Personal information
- Full name: Thomas Knight
- Date of birth: 1865
- Place of birth: Wolverhampton, England
- Position: Forward

Senior career*
- Years: Team / Apps / (Gls)
- 1888–1890: Wolverhampton Wanderers / 21 / (8)
- 1890–1891: Willenhall
- 1891–1892: Bilston
- 1892–?: Darlaston

= Tommy Knight (footballer) =

English footballer

Thomas Knight (born 1865) was an English footballer who played for Wolverhampton Wanderers.

He preferred playing the inside-right berth. Knight joined Wolves at the age of 20/21 in August 1886 from Pickwick.

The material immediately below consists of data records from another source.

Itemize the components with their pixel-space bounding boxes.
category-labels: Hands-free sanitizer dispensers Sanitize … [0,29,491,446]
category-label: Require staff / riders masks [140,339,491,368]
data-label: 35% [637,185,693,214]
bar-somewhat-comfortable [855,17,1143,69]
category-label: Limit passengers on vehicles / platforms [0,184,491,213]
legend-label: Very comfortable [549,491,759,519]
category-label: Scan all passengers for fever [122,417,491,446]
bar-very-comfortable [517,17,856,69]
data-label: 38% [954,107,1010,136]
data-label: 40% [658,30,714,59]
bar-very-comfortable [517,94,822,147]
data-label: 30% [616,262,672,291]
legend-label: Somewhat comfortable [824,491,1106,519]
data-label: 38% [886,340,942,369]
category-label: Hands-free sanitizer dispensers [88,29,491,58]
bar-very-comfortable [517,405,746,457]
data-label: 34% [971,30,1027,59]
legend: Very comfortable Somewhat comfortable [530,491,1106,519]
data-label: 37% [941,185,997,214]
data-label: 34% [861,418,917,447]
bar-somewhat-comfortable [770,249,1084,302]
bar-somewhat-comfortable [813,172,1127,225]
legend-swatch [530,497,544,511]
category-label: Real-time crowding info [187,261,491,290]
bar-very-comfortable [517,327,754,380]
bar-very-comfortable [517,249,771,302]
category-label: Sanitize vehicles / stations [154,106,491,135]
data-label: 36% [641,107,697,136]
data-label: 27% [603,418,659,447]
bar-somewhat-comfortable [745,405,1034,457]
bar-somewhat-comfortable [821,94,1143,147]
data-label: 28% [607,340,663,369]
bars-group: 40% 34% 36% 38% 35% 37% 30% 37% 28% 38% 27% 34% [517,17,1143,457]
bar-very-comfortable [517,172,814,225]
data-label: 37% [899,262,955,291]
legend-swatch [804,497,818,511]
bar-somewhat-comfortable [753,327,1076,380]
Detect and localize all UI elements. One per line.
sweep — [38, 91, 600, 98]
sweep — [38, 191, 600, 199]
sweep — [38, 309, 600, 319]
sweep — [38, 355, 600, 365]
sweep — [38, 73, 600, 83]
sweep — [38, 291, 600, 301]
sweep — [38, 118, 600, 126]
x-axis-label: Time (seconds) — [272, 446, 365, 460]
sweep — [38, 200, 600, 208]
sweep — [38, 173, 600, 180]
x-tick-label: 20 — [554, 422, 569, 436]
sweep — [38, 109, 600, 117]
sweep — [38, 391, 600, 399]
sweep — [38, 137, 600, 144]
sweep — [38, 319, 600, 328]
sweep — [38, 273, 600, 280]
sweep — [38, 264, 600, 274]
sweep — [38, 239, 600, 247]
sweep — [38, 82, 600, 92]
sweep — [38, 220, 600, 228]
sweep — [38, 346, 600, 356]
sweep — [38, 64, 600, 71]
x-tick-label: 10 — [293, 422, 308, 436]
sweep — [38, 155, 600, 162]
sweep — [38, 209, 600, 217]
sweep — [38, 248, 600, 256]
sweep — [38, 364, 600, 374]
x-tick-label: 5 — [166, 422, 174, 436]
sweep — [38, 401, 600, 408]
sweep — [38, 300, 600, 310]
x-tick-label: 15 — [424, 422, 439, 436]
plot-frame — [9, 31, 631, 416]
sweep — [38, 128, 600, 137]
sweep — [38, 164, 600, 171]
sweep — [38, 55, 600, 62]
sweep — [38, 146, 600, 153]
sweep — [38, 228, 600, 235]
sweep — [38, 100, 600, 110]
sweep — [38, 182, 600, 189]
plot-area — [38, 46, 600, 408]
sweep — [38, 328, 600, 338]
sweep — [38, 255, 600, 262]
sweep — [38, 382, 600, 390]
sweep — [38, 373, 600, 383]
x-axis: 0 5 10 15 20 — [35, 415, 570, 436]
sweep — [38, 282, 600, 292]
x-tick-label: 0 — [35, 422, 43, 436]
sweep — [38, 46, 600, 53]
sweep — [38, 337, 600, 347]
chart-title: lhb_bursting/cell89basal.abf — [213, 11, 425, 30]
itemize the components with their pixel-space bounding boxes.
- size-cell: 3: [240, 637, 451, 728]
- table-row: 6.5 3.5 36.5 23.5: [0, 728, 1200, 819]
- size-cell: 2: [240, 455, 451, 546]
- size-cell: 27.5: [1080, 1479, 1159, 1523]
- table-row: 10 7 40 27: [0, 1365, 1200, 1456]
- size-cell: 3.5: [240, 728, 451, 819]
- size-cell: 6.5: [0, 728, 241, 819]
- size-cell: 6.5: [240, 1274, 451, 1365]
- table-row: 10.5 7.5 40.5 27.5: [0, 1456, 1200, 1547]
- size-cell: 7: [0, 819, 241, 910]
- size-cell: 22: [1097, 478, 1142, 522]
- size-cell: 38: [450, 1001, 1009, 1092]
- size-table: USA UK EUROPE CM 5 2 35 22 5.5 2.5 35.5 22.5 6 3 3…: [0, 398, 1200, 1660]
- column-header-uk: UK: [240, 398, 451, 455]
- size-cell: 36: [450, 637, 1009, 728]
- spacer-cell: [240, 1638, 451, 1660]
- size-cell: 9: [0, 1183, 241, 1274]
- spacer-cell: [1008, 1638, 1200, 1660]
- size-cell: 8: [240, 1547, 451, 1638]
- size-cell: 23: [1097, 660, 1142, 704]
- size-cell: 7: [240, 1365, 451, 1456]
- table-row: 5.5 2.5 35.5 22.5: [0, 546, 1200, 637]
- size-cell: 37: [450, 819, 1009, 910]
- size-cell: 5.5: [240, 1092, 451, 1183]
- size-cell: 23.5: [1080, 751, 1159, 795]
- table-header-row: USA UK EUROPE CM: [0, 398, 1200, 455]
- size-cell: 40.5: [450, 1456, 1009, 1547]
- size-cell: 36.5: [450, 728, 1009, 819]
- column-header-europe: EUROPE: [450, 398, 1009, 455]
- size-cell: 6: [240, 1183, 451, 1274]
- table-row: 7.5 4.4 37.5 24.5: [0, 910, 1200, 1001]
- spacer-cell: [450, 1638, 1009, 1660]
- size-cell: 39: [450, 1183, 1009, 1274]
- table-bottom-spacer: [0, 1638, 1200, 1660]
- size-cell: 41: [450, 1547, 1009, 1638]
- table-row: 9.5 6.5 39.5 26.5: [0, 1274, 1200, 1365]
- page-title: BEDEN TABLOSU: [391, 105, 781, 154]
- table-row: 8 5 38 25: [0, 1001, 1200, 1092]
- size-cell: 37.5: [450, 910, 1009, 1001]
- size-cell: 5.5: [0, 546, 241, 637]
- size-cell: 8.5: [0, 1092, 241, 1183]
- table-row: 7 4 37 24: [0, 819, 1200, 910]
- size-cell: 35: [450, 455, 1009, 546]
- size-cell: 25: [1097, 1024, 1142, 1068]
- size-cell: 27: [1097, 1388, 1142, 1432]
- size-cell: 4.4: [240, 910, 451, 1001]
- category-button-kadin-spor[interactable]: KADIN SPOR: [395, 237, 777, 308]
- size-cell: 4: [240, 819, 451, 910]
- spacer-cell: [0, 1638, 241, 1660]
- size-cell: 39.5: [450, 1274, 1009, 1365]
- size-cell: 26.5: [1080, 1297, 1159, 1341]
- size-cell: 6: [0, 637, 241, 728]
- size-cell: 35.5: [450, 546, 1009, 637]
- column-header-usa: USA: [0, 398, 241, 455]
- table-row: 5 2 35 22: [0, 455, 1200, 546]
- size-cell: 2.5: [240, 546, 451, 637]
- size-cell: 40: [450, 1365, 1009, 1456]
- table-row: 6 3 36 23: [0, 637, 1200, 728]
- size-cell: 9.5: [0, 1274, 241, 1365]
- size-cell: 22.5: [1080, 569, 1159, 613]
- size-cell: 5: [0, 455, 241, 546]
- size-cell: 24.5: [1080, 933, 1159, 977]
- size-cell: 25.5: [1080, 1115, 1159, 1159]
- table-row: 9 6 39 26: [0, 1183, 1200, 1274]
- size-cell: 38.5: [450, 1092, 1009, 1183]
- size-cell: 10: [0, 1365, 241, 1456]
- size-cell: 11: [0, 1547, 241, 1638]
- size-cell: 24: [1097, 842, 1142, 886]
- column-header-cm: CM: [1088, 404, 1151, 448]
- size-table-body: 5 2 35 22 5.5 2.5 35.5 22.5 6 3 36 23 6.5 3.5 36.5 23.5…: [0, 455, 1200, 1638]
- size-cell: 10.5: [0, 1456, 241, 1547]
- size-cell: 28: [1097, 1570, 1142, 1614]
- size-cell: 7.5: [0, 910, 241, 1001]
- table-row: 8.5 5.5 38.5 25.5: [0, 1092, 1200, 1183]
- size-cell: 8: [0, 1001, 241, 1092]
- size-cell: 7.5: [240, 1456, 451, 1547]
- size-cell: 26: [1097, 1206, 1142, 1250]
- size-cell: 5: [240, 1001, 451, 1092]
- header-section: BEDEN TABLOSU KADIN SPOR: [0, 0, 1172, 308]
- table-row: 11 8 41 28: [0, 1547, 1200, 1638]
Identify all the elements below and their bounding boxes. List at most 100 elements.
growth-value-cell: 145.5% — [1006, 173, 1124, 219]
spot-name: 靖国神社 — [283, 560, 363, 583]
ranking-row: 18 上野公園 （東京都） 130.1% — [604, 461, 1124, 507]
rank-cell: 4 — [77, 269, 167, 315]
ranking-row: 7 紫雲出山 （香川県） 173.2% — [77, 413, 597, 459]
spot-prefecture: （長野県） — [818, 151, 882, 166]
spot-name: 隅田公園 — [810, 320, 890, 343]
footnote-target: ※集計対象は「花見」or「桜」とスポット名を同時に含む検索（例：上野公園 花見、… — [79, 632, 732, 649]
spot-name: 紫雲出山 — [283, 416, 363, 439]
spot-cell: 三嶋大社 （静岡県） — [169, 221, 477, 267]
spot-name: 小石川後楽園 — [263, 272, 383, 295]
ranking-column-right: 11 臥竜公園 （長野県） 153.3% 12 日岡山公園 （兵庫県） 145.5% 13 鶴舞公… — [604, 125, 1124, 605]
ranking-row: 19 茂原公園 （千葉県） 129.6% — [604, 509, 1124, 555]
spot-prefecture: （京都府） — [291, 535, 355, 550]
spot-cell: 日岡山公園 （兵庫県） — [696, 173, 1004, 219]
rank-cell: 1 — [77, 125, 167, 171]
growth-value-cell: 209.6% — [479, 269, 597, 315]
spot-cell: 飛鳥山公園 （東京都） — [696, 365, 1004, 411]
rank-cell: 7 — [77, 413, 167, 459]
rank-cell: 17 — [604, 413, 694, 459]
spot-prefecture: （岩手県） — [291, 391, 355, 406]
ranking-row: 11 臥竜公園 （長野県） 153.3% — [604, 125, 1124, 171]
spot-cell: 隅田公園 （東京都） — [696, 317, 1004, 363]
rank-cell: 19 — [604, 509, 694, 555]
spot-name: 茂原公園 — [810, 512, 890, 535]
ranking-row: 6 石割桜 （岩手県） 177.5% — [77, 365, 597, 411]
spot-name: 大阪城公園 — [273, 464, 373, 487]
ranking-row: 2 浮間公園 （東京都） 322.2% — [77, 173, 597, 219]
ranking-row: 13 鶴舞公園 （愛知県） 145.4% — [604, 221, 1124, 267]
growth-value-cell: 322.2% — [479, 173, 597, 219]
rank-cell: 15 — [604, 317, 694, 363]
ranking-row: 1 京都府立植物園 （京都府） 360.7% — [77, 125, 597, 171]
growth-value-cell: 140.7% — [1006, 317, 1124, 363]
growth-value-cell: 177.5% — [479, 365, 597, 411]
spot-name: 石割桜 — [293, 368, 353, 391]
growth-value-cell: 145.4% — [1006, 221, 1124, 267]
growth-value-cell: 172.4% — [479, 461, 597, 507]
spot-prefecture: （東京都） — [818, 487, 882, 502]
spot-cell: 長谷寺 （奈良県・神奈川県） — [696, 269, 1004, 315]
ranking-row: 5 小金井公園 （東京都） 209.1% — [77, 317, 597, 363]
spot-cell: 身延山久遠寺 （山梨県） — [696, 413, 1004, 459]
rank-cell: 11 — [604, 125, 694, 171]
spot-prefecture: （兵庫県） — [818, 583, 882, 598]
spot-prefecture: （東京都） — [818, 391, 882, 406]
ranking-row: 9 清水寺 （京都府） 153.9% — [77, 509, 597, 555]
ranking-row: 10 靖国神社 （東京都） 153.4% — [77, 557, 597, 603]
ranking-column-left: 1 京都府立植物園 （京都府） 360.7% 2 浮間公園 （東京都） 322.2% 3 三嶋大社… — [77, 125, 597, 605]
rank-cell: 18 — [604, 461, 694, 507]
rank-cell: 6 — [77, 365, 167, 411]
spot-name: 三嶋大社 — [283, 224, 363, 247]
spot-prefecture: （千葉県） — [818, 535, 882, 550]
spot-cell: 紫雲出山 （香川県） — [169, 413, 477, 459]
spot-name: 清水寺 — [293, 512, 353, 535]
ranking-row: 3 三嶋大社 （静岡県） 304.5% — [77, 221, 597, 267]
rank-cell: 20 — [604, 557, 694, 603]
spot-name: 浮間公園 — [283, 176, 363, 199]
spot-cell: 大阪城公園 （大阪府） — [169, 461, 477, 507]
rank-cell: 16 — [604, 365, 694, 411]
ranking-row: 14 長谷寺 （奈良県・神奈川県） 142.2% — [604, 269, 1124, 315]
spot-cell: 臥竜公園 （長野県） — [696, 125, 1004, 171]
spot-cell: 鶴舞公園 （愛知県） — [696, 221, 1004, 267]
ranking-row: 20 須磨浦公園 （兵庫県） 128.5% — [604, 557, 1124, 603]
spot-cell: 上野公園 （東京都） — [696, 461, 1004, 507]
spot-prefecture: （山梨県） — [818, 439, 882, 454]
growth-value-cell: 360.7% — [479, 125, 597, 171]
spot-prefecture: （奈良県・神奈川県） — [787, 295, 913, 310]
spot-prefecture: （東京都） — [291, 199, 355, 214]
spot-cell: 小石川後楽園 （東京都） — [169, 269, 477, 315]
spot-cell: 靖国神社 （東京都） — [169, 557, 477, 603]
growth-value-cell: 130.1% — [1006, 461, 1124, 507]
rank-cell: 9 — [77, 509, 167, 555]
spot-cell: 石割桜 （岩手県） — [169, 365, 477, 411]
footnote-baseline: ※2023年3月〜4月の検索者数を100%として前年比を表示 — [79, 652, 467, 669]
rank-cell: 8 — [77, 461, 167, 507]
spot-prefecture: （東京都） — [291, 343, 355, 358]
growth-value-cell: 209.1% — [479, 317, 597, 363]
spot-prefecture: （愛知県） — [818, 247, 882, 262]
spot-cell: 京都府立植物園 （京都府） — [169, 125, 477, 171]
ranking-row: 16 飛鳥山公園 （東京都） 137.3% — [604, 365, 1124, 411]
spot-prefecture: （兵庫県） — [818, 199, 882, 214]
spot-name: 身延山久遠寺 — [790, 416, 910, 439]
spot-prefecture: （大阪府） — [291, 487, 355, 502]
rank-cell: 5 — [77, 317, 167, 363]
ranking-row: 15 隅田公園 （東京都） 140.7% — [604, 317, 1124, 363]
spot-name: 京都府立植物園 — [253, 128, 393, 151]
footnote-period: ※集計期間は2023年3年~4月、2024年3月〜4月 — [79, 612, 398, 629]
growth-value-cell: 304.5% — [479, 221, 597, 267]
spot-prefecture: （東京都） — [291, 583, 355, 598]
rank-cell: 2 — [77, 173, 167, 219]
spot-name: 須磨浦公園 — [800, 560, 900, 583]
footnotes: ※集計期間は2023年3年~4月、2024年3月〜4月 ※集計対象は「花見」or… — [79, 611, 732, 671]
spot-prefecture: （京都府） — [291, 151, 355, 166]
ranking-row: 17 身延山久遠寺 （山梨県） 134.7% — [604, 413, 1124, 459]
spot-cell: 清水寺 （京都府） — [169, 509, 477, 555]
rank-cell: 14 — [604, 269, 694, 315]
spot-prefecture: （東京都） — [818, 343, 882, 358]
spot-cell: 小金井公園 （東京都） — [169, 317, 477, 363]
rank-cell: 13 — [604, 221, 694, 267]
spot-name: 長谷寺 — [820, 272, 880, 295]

Tommy Knight, playing as a winger, made his League debut on 22 September 1888 at Dudley Road, the then home of Wolverhampton Wanderers. The visitors were Burnley who were defeated 4–1, Tommy Knight scoring the fifth and final goal of the match to put the home team 4–1 ahead. Tommy Knight appeared in 17 of the 22 League matches played by Wolverhampton Wanderers in season 1888–89 and scored seven League goals. Knight also played in all six of Wolverhampton Wanderers FA Cup ties scoring five goals in the early rounds. He appeared in the Final which was lost to Preston North End, 3–0. Playing as a winger (12 appearances) or wing–half (four appearances) Knight played in a Wolverhampton Wanderers midfield that achieved big (three–League–goals–or–more) wins on six occasions.

Knight stayed with the Wanderers until 1890, although his career came to an abrupt end on 28 September 1889 when he was injured playing at Stoke while occupying the right–back position (in an emergency). He made 33 appearances for Wolverhampton Wanderers (21 League) and scored 17 goals (eight League goals).

One source has Knight playing for Willenhall in 1890; Bilston in 1891 and Darlaston in 1892.